As questões a decidir, na presente apelação, em função das quais se fixa o objecto do recurso, considerando que o «thema decidendum» do mesmo é estabelecido pelas conclusões das respectivas alegações, sem prejuízo daquelas cujo conhecimento oficioso se imponha, com base no preceituado pelas disposições conjugadas dos artigos 660º, nº 2, 661º, 664º, 684º, nº 3 e 690º, todos do CPC, são as seguintes:
I – A questão do prazo de prescrição do direito à indemnização por privação da liberdade.
II – A questão da constitucionalidade do prazo do exercício do direito à indemnização por privação da liberdade.

I

DO PRAZO DA PRESCRIÇÃO

A responsabilidade das entidades públicas encontra-se consagrada na norma do artigo 22º, da Constituição da República (CR), ao estatuir que “o Estado e as demais entidades públicas são civilmente responsáveis, em forma solidária com os titulares dos seus órgãos, funcionários ou agentes, por acções ou omissões praticadas no exercício das suas funções e por causa desse exercício, de que resulte violação dos direitos, liberdades e garantias ou prejuízo para outrem”.
Concretizando este princípio geral, consagra o artigo 27º, nºs 1, 2, 3, b) e 5, da CR, que ninguém pode ser, total ou parcialmente, privado da liberdade, a não ser em consequência de sentença judicial condenatória ou, excepcionalmente, por exemplo, em caso de prisão preventiva por fortes indícios de prática de crime doloso a que corresponda pena de prisão cujo limite máximo seja superior a três anos, sob pena de, em caso contrário, o Estado ficar constituído no dever de indemnizar o lesado.
Assim sendo, a lei ordinária, através do disposto no artigo 225º, do Código de Processo Penal (CPP), acabou por prever duas modalidades típicas de privação de liberdade geradoras de indemnização, por danos sofridos pelo lesado, reportando-se o nº 1 a “quem tiver sofrido detenção ou prisão preventiva manifestamente ilegal” e o seu nº 2 a “quem tiver sofrido prisão preventiva que, não sendo ilegal, venha a revelar-se injustificada por erro grosseiro na apreciação dos pressupostos de facto de que dependia”.
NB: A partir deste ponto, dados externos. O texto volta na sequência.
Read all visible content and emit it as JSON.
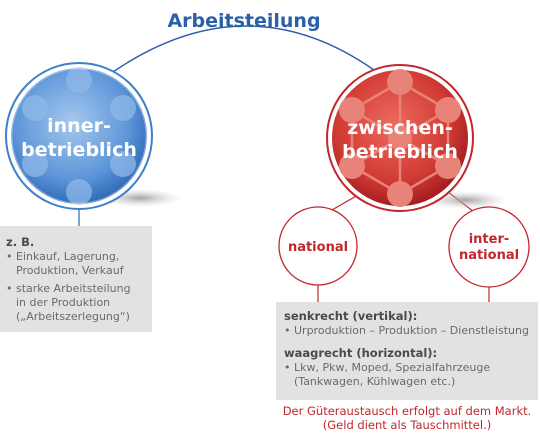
{
  "title": "Arbeitsteilung",
  "left_node": {
    "line1": "inner-",
    "line2": "betrieblich"
  },
  "right_node": {
    "line1": "zwischen-",
    "line2": "betrieblich"
  },
  "national": "national",
  "international": {
    "line1": "inter-",
    "line2": "national"
  },
  "left_box": {
    "heading": "z. B.",
    "bullet": "•",
    "items": [
      [
        "Einkauf, Lagerung,",
        "Produktion, Verkauf"
      ],
      [
        "starke Arbeitsteilung",
        "in der Produktion",
        "(„Arbeitszerlegung“)"
      ]
    ]
  },
  "right_box": {
    "heading1": "senkrecht (vertikal):",
    "item1": "Urproduktion – Produktion – Dienstleistung",
    "heading2": "waagrecht (horizontal):",
    "item2": [
      "Lkw, Pkw, Moped, Spezialfahrzeuge",
      "(Tankwagen, Kühlwagen etc.)"
    ]
  },
  "footnote": [
    "Der Güteraustausch erfolgt auf dem Markt.",
    "(Geld dient als Tauschmittel.)"
  ],
  "colors": {
    "blue": "#3f7fca",
    "blue_light": "#8fb8e8",
    "red": "#c1272d",
    "red_light": "#e8837a",
    "title_blue": "#2b5fa6",
    "box_gray": "#e2e2e2"
  }
}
Por seu turno, o artigo 226º, nº 1, ainda do CPP, estipula que “o pedido de indemnização não pode, em caso algum, ser proposto depois de decorrido um ano sobre o momento em que o detido ou preso foi libertado ou foi definitivamente decidido o processo penal respectivo”.
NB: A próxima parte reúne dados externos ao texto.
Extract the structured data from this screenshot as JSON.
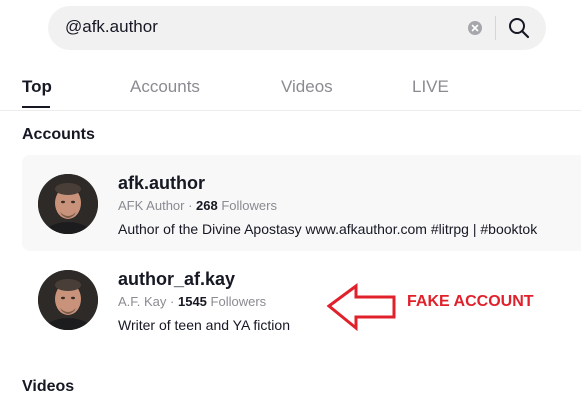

Nas alegações de recurso, o autor observa que não prescreveu o seu direito a ser indemnizado, enfatizando, explicitamente, que não demandou o Estado Português, investido no seu «ius imperium», relativamente à sua função jurisdicional, mas antes os ora recorridos, face à sua conduta negligente, na elaboração do relatório médico-legal que levou à sua prisão.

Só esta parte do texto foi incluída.